Moneybox

BlackBerry Lays Off Thousands, Reports Near-Billion Loss

It’s got a real keyboard and everything.

Photo by PUNIT PARANJPE/AFP/Getty Images

BlackBerry announced today that it’s laying off 4,500 people and will be posted a loss of nearly $1 billion in the second quarter as it writes down the value of unsold inventory. Ian Austen writing for the New York Times is still entertaining the theory that the company somehow might be saved by going private: “Under such a scenario,it would no longer have to manage quarterly financial results and appease public investors who are often interest in short-term stock gains.”

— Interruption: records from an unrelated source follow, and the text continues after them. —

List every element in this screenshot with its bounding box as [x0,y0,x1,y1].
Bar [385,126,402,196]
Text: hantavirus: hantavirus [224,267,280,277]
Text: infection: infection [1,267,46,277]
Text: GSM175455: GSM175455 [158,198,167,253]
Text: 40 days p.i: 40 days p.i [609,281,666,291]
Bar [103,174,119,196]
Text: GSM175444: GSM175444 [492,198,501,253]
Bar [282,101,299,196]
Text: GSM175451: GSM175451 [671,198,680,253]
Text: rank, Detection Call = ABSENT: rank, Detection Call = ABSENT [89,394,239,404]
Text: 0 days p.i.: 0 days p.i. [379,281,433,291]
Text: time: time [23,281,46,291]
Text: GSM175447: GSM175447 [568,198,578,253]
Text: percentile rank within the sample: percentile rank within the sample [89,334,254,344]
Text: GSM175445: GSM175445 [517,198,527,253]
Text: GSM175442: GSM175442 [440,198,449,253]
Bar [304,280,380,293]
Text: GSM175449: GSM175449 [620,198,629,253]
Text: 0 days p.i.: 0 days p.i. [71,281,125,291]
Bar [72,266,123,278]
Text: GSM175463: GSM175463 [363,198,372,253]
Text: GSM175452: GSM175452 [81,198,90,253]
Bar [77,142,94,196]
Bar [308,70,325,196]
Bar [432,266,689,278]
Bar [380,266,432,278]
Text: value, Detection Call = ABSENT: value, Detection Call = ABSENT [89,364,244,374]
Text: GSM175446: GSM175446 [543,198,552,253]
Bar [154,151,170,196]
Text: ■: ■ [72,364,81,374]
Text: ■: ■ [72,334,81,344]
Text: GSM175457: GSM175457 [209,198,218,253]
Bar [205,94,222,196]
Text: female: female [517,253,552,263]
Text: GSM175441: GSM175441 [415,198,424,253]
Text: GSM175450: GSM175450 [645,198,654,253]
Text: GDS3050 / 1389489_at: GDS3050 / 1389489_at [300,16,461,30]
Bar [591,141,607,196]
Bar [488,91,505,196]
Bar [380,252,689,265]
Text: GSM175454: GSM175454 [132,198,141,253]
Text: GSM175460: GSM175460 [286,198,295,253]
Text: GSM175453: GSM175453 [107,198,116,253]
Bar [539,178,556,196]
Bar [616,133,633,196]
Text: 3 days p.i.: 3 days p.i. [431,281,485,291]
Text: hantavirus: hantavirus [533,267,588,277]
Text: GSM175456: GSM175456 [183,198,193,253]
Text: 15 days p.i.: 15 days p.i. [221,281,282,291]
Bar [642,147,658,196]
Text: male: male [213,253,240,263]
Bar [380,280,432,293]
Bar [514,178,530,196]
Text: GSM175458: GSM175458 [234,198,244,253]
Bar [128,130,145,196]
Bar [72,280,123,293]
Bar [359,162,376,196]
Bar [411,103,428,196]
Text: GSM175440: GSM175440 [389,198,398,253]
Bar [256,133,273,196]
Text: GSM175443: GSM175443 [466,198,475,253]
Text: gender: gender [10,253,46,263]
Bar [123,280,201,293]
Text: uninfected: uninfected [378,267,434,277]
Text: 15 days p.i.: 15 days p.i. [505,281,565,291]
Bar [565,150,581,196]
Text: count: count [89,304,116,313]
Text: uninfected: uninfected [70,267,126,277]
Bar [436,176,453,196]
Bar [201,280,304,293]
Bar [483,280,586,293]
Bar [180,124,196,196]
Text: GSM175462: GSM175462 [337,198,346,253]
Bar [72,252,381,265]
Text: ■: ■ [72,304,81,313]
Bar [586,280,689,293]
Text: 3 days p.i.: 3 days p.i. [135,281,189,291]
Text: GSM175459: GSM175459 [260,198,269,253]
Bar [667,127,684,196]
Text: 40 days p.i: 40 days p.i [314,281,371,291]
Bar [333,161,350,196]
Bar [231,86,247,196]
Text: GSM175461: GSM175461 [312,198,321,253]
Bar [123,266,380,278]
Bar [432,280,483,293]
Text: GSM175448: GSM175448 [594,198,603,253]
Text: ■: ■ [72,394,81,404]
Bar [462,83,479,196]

I’d say dream on. You’ve got iPhone doing what it’s doing. Then you’ve got a whole bunch of companies making Android phones, most of them doing so for near-zero profit margins. Then you have Microsoft losing money on its Windows Phone endeavors but with all the vast profits of Windows/Office to back up its efforts to break into mobile. What kind of opportunity does that leave for BlackBerry even if they had amazing success on the engineering front?

At any rate, watching BlackBerry’s various executives flail around for the past few years has been fun, but we’re now deep into the “tragic layoffs ruining the lives of thousands of rank-and-file workers” phase of this and there are all kinds of sad knock-on consequences for the town of Waterloo and the larger region. But it’s just extremely difficult to imagine any scenario under which the company can stay viable at this point. Despite the way the iPhone damaged BlackBerry’s business, you could see recovering from a blow like that. But what Google’s done in terms of unleashing a quality free mobile phone operating system onto the market makes the whole situation impossible.